Location
- Country: Canada
- Province: British Columbia
- District: Cariboo Land District

Physical characteristics
- Source: Swiftcurrent Glacier
- • location: Mount Robson Provincial Park
- • coordinates: 53°09′21″N 119°18′06″W﻿ / ﻿53.15583°N 119.30167°W
- • elevation: 6,294 ft (1,918 m)
- Mouth: Fraser River
- • location: Mount Robson Provincial Park
- • coordinates: 53°00′46″N 119°16′22″W﻿ / ﻿53.01278°N 119.27278°W
- • elevation: 2,615 ft (797 m)

= Swiftcurrent Creek (British Columbia) =

River in British Columbia, Canada

Swiftcurrent Creek is a river in Mount Robson Provincial Park in British Columbia. It is a tributary of the Fraser River, entering the Fraser about 1.7 km below the mouth of the Robson River.

==Course==
Swiftcurrent Creek originates at the toe of the Swiftcurrent Glacier and flows about 3 km southwest. During that time it flows through two small glacier lakes. At the outlet of the second lake the creek, quite large already, plunges down a headwall into the valley below, forming unofficially-named Swiftcurrent Falls, one of the higher waterfalls in Canada. The creek continues southwest for another 3.7 km. The creek then turns southeast for about 10 km until its confluence with the Fraser. There is about a 6 km long stretch just after the creek turns southeast where the creek bed is wide and the creek runs through the middle.
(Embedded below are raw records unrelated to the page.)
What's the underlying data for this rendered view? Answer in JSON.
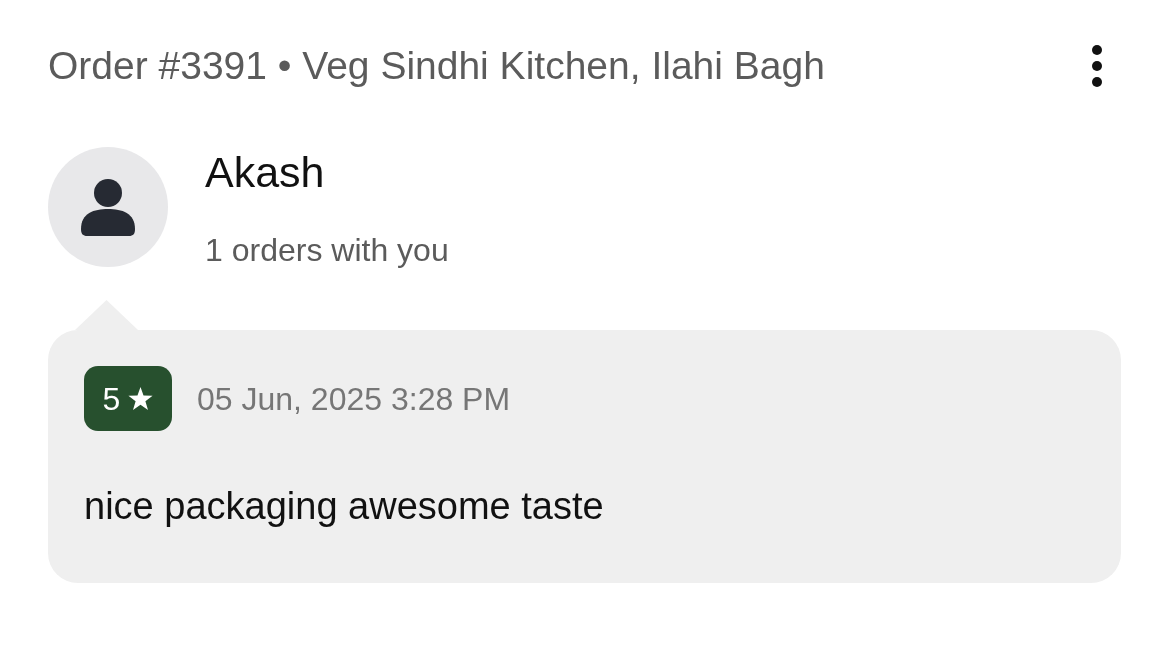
{
  "header": {
    "title": "Order #3391 • Veg Sindhi Kitchen, Ilahi Bagh"
  },
  "customer": {
    "name": "Akash",
    "order_count": "1 orders with you"
  },
  "review": {
    "rating": "5",
    "date": "05 Jun, 2025 3:28 PM",
    "text": "nice packaging awesome taste"
  }
}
Bordering the creek on both sides are some swamp-like sections that some of the flow from the creek enters before re-entering the mainstream further downstream.

The Yellowhead Highway crosses the creek about 0.5 km above its mouth. The creek is not entirely within Mount Robson Park; shortly above the bridge over the creek on the Yellowhead Highway the creek leaves the boundaries of the park.